I agree that reproducible builds are absolutely necessary. Nobody's proposing taking those away.
There's a distinction here between how you pick a version in production, and what happens when you do an `npm update` or `gem update`. I'm getting the sense since my last comment that in the Java world the second flow doesn't actually exist. What is your typical workflow for updating your libraries (fixed in the Gradle lockfile) to newer versions? In the Rails world you specify your dependencies in a file called Gemfile, and running `bundle install` fixes the versions chosen for them in a file called Gemfile.lock. In this context, Steve Losh is complaining about the former. Versions in Gemfile.lock are absolutely fine. It's auto-generated after all. Versions in the manually managed Gemfile are a smell.
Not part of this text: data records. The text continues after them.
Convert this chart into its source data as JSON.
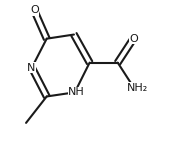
{
  "bg_color": "#ffffff",
  "line_color": "#1a1a1a",
  "line_width": 1.5,
  "font_size": 8.0,
  "dbo": 0.018,
  "figsize": [
    1.71,
    1.5
  ],
  "dpi": 100,
  "xlim": [
    0.0,
    1.0
  ],
  "ylim": [
    0.05,
    0.95
  ]
}
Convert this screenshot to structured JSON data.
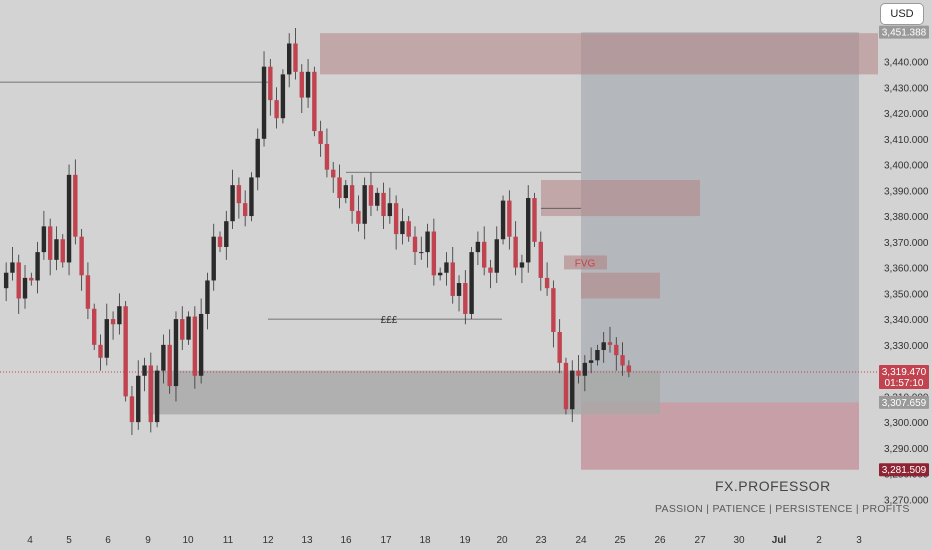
{
  "currency_button": "USD",
  "watermark": {
    "title": "FX.PROFESSOR",
    "tagline": "PASSION  |  PATIENCE  |  PERSISTENCE  |  PROFITS"
  },
  "colors": {
    "background": "#d3d3d3",
    "bull": "#2a2a2a",
    "bear": "#c0434f",
    "wick": "#333333",
    "supply_zone": "#b38383",
    "demand_zone": "#a8a8a8",
    "projection": "#9aa0a8",
    "target_zone": "#bf7d88",
    "price_line": "#c0434f"
  },
  "chart_data": {
    "type": "candlestick",
    "title": "",
    "ylim": [
      3262,
      3460
    ],
    "y_axis_ticks": [
      3270,
      3280,
      3290,
      3300,
      3310,
      3320,
      3330,
      3340,
      3350,
      3360,
      3370,
      3380,
      3390,
      3400,
      3410,
      3420,
      3430,
      3440
    ],
    "x_axis_labels": [
      "4",
      "5",
      "6",
      "9",
      "10",
      "11",
      "12",
      "13",
      "16",
      "17",
      "18",
      "19",
      "20",
      "23",
      "24",
      "25",
      "26",
      "27",
      "30",
      "Jul",
      "2",
      "3"
    ],
    "axis_badges": [
      {
        "value": "3,451.388",
        "style": "grey"
      },
      {
        "value": "3,319.470",
        "subtext": "01:57:10",
        "style": "red"
      },
      {
        "value": "3,307.659",
        "style": "grey"
      },
      {
        "value": "3,281.509",
        "style": "darkred"
      }
    ],
    "annotations": [
      {
        "text": "FVG",
        "level": 3362
      },
      {
        "text": "£££",
        "level": 3340
      }
    ],
    "zones": [
      {
        "kind": "supply",
        "from_label": "13",
        "to": "right-edge",
        "low": 3435,
        "high": 3451
      },
      {
        "kind": "supply",
        "from_label": "23",
        "to_label": "27",
        "low": 3380,
        "high": 3394
      },
      {
        "kind": "supply",
        "from_label": "24",
        "to_label": "26",
        "low": 3348,
        "high": 3358
      },
      {
        "kind": "demand",
        "from_label": "9",
        "to_label": "26",
        "low": 3303,
        "high": 3320
      },
      {
        "kind": "projection",
        "from_label": "24",
        "to_label": "3",
        "low": 3307.659,
        "high": 3451.388
      },
      {
        "kind": "target",
        "from_label": "24",
        "to_label": "3",
        "low": 3281.509,
        "high": 3307.659
      }
    ],
    "horizontal_lines": [
      {
        "level": 3432,
        "from": "left-edge",
        "to_label": "12"
      },
      {
        "level": 3397,
        "from_label": "16",
        "to_label": "24"
      },
      {
        "level": 3383,
        "from_label": "23",
        "to_label": "24"
      },
      {
        "level": 3340,
        "from_label": "12",
        "to_label": "20",
        "label": "£££"
      },
      {
        "level": 3319.47,
        "from": "left-edge",
        "to": "right-edge",
        "style": "dotted"
      }
    ],
    "current_price": 3319.47,
    "series": [
      {
        "label": "",
        "path": [
          3352,
          3358,
          3362,
          3348,
          3356,
          3355,
          3366,
          3376,
          3363,
          3371,
          3362,
          3396,
          3372,
          3357,
          3344,
          3330,
          3325,
          3340,
          3338,
          3345,
          3310,
          3300,
          3318,
          3322,
          3300,
          3320,
          3330,
          3314,
          3340,
          3332,
          3341,
          3318,
          3342,
          3355,
          3372,
          3368,
          3378,
          3392,
          3385,
          3380,
          3395,
          3410,
          3438,
          3425,
          3418,
          3435,
          3447,
          3436,
          3426,
          3436,
          3413,
          3408,
          3398,
          3395,
          3387,
          3392,
          3382,
          3377,
          3392,
          3384,
          3389,
          3380,
          3385,
          3373,
          3378,
          3372,
          3366,
          3366,
          3374,
          3357,
          3358,
          3362,
          3349,
          3354,
          3342,
          3366,
          3370,
          3360,
          3358,
          3371,
          3386,
          3372,
          3360,
          3362,
          3387,
          3370,
          3356,
          3352,
          3335,
          3323,
          3305,
          3320,
          3318,
          3323,
          3324,
          3328,
          3331,
          3330,
          3326,
          3322,
          3319.47
        ]
      }
    ]
  }
}
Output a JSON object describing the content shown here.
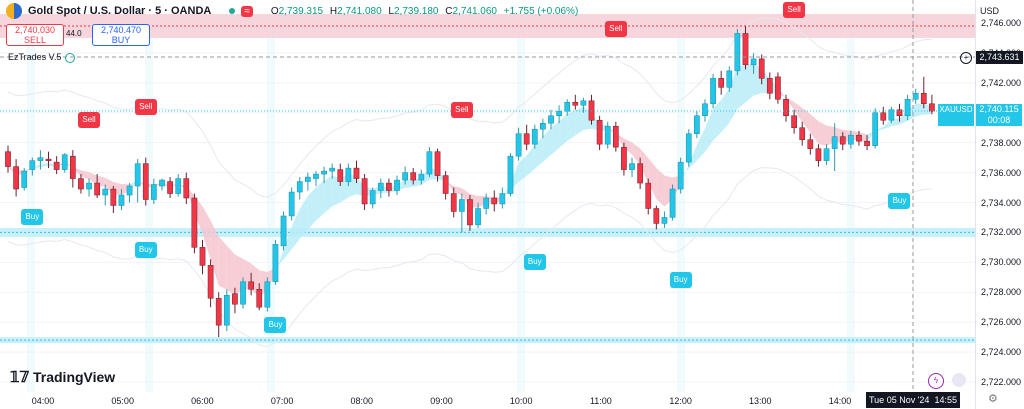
{
  "header": {
    "symbol_title": "Gold Spot / U.S. Dollar · 5 · OANDA",
    "ohlc": {
      "o_label": "O",
      "o": "2,739.315",
      "h_label": "H",
      "h": "2,741.080",
      "l_label": "L",
      "l": "2,739.180",
      "c_label": "C",
      "c": "2,741.060",
      "chg": "+1.755 (+0.06%)"
    },
    "sell_price": "2,740.030",
    "sell_label": "SELL",
    "buy_price": "2,740.470",
    "buy_label": "BUY",
    "spread": "44.0",
    "indicator_name": "EzTrades V.5"
  },
  "axis": {
    "currency": "USD",
    "y_ticks": [
      "2,746.000",
      "2,744.000",
      "2,742.000",
      "2,740.000",
      "2,738.000",
      "2,736.000",
      "2,734.000",
      "2,732.000",
      "2,730.000",
      "2,728.000",
      "2,726.000",
      "2,724.000",
      "2,722.000"
    ],
    "x_ticks": [
      "04:00",
      "05:00",
      "06:00",
      "07:00",
      "08:00",
      "09:00",
      "10:00",
      "11:00",
      "12:00",
      "13:00",
      "14:00"
    ],
    "crosshair_price": "2,743.631",
    "last_symbol": "XAUUSD",
    "last_price": "2,740.115",
    "countdown": "00:08",
    "date_label": "Tue 05 Nov '24",
    "time_label": "14:55"
  },
  "branding": {
    "logo_text": "TradingView"
  },
  "colors": {
    "up": "#22c6e8",
    "down": "#f23645",
    "cloud_up": "#b8ecf8",
    "cloud_down": "#f6c6cf",
    "sell_zone": "#f7d5dc",
    "buy_zone": "#c9f0fa"
  },
  "chart_data": {
    "type": "candlestick",
    "ylim": [
      2722,
      2747
    ],
    "x_range": [
      "03:35",
      "14:55"
    ],
    "candles": [
      [
        2737.4,
        2737.8,
        2736.0,
        2736.4
      ],
      [
        2736.4,
        2736.9,
        2734.4,
        2734.9
      ],
      [
        2735.0,
        2736.3,
        2734.8,
        2736.1
      ],
      [
        2736.2,
        2737.0,
        2735.8,
        2736.8
      ],
      [
        2736.8,
        2737.5,
        2736.2,
        2737.0
      ],
      [
        2736.9,
        2737.4,
        2736.3,
        2736.8
      ],
      [
        2736.7,
        2737.1,
        2735.9,
        2736.2
      ],
      [
        2736.2,
        2737.3,
        2736.0,
        2737.2
      ],
      [
        2737.1,
        2737.5,
        2735.0,
        2735.6
      ],
      [
        2735.6,
        2735.9,
        2734.6,
        2734.9
      ],
      [
        2734.9,
        2735.6,
        2734.4,
        2735.3
      ],
      [
        2735.3,
        2735.9,
        2734.3,
        2734.5
      ],
      [
        2734.5,
        2735.2,
        2733.8,
        2734.9
      ],
      [
        2734.9,
        2735.1,
        2733.3,
        2733.8
      ],
      [
        2733.8,
        2734.9,
        2733.5,
        2734.5
      ],
      [
        2734.5,
        2735.3,
        2734.0,
        2735.1
      ],
      [
        2735.1,
        2736.9,
        2734.0,
        2736.6
      ],
      [
        2736.6,
        2737.0,
        2733.8,
        2734.2
      ],
      [
        2734.2,
        2735.6,
        2733.9,
        2735.2
      ],
      [
        2735.1,
        2735.6,
        2734.8,
        2735.5
      ],
      [
        2735.4,
        2735.7,
        2734.3,
        2734.6
      ],
      [
        2734.6,
        2735.9,
        2734.4,
        2735.6
      ],
      [
        2735.6,
        2736.0,
        2733.9,
        2734.3
      ],
      [
        2734.3,
        2734.6,
        2730.6,
        2731.0
      ],
      [
        2731.0,
        2731.5,
        2729.2,
        2729.8
      ],
      [
        2729.8,
        2730.2,
        2727.0,
        2727.6
      ],
      [
        2727.6,
        2728.0,
        2725.0,
        2725.8
      ],
      [
        2725.8,
        2728.2,
        2725.4,
        2727.8
      ],
      [
        2727.9,
        2728.3,
        2726.6,
        2727.2
      ],
      [
        2727.2,
        2729.0,
        2726.9,
        2728.7
      ],
      [
        2728.7,
        2729.3,
        2727.8,
        2728.2
      ],
      [
        2728.2,
        2728.6,
        2726.8,
        2727.0
      ],
      [
        2727.0,
        2729.0,
        2726.7,
        2728.7
      ],
      [
        2728.7,
        2731.5,
        2728.5,
        2731.2
      ],
      [
        2731.1,
        2733.4,
        2730.8,
        2733.1
      ],
      [
        2733.1,
        2735.0,
        2732.8,
        2734.7
      ],
      [
        2734.7,
        2735.7,
        2734.2,
        2735.4
      ],
      [
        2735.4,
        2736.0,
        2734.8,
        2735.7
      ],
      [
        2735.6,
        2736.1,
        2735.1,
        2735.9
      ],
      [
        2735.9,
        2736.4,
        2735.3,
        2736.1
      ],
      [
        2736.1,
        2736.6,
        2735.6,
        2736.3
      ],
      [
        2736.2,
        2736.6,
        2735.1,
        2735.4
      ],
      [
        2735.4,
        2736.6,
        2735.1,
        2736.3
      ],
      [
        2736.3,
        2736.8,
        2735.3,
        2735.6
      ],
      [
        2735.6,
        2735.9,
        2733.5,
        2733.9
      ],
      [
        2733.9,
        2735.0,
        2733.6,
        2734.8
      ],
      [
        2734.8,
        2735.6,
        2734.3,
        2735.3
      ],
      [
        2735.3,
        2735.6,
        2734.4,
        2734.8
      ],
      [
        2734.8,
        2735.8,
        2734.5,
        2735.5
      ],
      [
        2735.5,
        2736.4,
        2735.2,
        2736.0
      ],
      [
        2736.0,
        2736.3,
        2735.2,
        2735.5
      ],
      [
        2735.5,
        2736.2,
        2735.2,
        2735.9
      ],
      [
        2735.9,
        2737.7,
        2735.7,
        2737.4
      ],
      [
        2737.4,
        2737.6,
        2735.4,
        2735.8
      ],
      [
        2735.8,
        2736.1,
        2734.2,
        2734.6
      ],
      [
        2734.6,
        2735.0,
        2733.0,
        2733.4
      ],
      [
        2733.4,
        2734.6,
        2732.0,
        2734.2
      ],
      [
        2734.2,
        2734.5,
        2732.1,
        2732.5
      ],
      [
        2732.5,
        2734.0,
        2732.3,
        2733.6
      ],
      [
        2733.6,
        2734.6,
        2733.2,
        2734.3
      ],
      [
        2734.3,
        2734.8,
        2733.4,
        2733.9
      ],
      [
        2733.9,
        2735.0,
        2733.6,
        2734.6
      ],
      [
        2734.6,
        2737.3,
        2734.4,
        2737.1
      ],
      [
        2737.1,
        2739.0,
        2736.8,
        2738.6
      ],
      [
        2738.6,
        2739.2,
        2737.5,
        2737.9
      ],
      [
        2737.9,
        2739.2,
        2737.6,
        2738.9
      ],
      [
        2738.9,
        2739.6,
        2738.3,
        2739.3
      ],
      [
        2739.3,
        2740.2,
        2738.9,
        2739.8
      ],
      [
        2739.8,
        2740.5,
        2739.3,
        2740.1
      ],
      [
        2740.1,
        2740.9,
        2739.8,
        2740.7
      ],
      [
        2740.7,
        2741.2,
        2740.2,
        2740.5
      ],
      [
        2740.5,
        2741.0,
        2740.0,
        2740.8
      ],
      [
        2740.8,
        2741.2,
        2739.2,
        2739.5
      ],
      [
        2739.5,
        2739.8,
        2737.5,
        2737.9
      ],
      [
        2737.9,
        2739.4,
        2737.6,
        2739.1
      ],
      [
        2739.1,
        2739.4,
        2737.4,
        2737.7
      ],
      [
        2737.7,
        2738.0,
        2735.8,
        2736.2
      ],
      [
        2736.2,
        2737.0,
        2735.7,
        2736.6
      ],
      [
        2736.6,
        2737.0,
        2734.9,
        2735.3
      ],
      [
        2735.3,
        2735.6,
        2733.2,
        2733.6
      ],
      [
        2733.6,
        2733.8,
        2732.2,
        2732.6
      ],
      [
        2732.6,
        2733.4,
        2732.3,
        2733.0
      ],
      [
        2733.0,
        2735.2,
        2732.8,
        2734.9
      ],
      [
        2734.9,
        2737.0,
        2734.6,
        2736.7
      ],
      [
        2736.7,
        2738.9,
        2736.4,
        2738.6
      ],
      [
        2738.6,
        2740.1,
        2738.3,
        2739.8
      ],
      [
        2739.8,
        2740.9,
        2739.4,
        2740.6
      ],
      [
        2740.6,
        2742.6,
        2740.3,
        2742.3
      ],
      [
        2742.3,
        2742.8,
        2741.2,
        2741.7
      ],
      [
        2741.7,
        2743.1,
        2741.4,
        2742.8
      ],
      [
        2742.8,
        2745.6,
        2742.5,
        2745.3
      ],
      [
        2745.3,
        2745.8,
        2742.9,
        2743.2
      ],
      [
        2743.2,
        2744.0,
        2742.6,
        2743.6
      ],
      [
        2743.6,
        2743.9,
        2741.9,
        2742.3
      ],
      [
        2742.3,
        2742.7,
        2740.9,
        2741.3
      ],
      [
        2742.4,
        2742.7,
        2740.6,
        2740.9
      ],
      [
        2740.9,
        2741.2,
        2739.4,
        2739.8
      ],
      [
        2739.8,
        2740.2,
        2738.6,
        2739.0
      ],
      [
        2739.0,
        2739.4,
        2737.8,
        2738.2
      ],
      [
        2738.2,
        2738.6,
        2737.2,
        2737.6
      ],
      [
        2737.6,
        2737.9,
        2736.4,
        2736.8
      ],
      [
        2736.8,
        2737.9,
        2736.5,
        2737.6
      ],
      [
        2737.6,
        2739.3,
        2736.1,
        2738.4
      ],
      [
        2738.4,
        2738.7,
        2737.5,
        2737.9
      ],
      [
        2737.9,
        2738.8,
        2737.6,
        2738.5
      ],
      [
        2738.5,
        2738.8,
        2737.8,
        2738.1
      ],
      [
        2738.1,
        2738.5,
        2737.5,
        2737.8
      ],
      [
        2737.8,
        2740.3,
        2737.6,
        2740.0
      ],
      [
        2740.0,
        2740.4,
        2739.2,
        2739.5
      ],
      [
        2739.5,
        2740.4,
        2739.3,
        2740.2
      ],
      [
        2740.2,
        2740.6,
        2739.4,
        2739.8
      ],
      [
        2739.8,
        2741.2,
        2739.5,
        2740.9
      ],
      [
        2740.9,
        2741.6,
        2740.6,
        2741.3
      ],
      [
        2741.3,
        2742.4,
        2740.3,
        2740.6
      ],
      [
        2740.6,
        2741.2,
        2739.9,
        2740.1
      ]
    ],
    "signals": [
      {
        "type": "Sell",
        "time_index": 10,
        "price": 2739.5
      },
      {
        "type": "Sell",
        "time_index": 17,
        "price": 2740.4
      },
      {
        "type": "Sell",
        "time_index": 56,
        "price": 2740.2
      },
      {
        "type": "Sell",
        "time_index": 75,
        "price": 2745.6
      },
      {
        "type": "Sell",
        "time_index": 97,
        "price": 2747.4
      },
      {
        "type": "Buy",
        "time_index": 3,
        "price": 2733.0
      },
      {
        "type": "Buy",
        "time_index": 17,
        "price": 2730.8
      },
      {
        "type": "Buy",
        "time_index": 33,
        "price": 2725.8
      },
      {
        "type": "Buy",
        "time_index": 65,
        "price": 2730.0
      },
      {
        "type": "Buy",
        "time_index": 83,
        "price": 2728.8
      },
      {
        "type": "Buy",
        "time_index": 110,
        "price": 2734.1
      }
    ],
    "levels": {
      "sell_zone": [
        2745.0,
        2746.6
      ],
      "buy_zone": [
        2731.7,
        2732.3
      ],
      "bottom_zone": [
        2724.6,
        2725.0
      ]
    }
  }
}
Does this make sense? I think we have a misunderstanding rather than a fundamental disagreement. I'm actually kinda glad to hear that you had this confusion even after reading the OP (and thanks for doing so!). It makes me feel better about my own writing.
Ok this makes sense. So the way we do this with Nebula + the dependency locking plugin is that we specify a version constraint for each dependency. Typically that would be something like latest.release for internal dependencies, major.+ for important 3rd party dependencies like guava, and potentially a specific version number for less important 3rd party dependencies.
Re-generating the lock file would pull the latest versions that satisfy the constraints. That lock file is not supposed to be edited manually.
> the fact that manually specifying version numbers to avoid running newer code is commonplace, expected, and a “best practice” horrifies me
I think version pinning is not only a "best practice", I think it is absolutely necessary. I demand reproducible builds.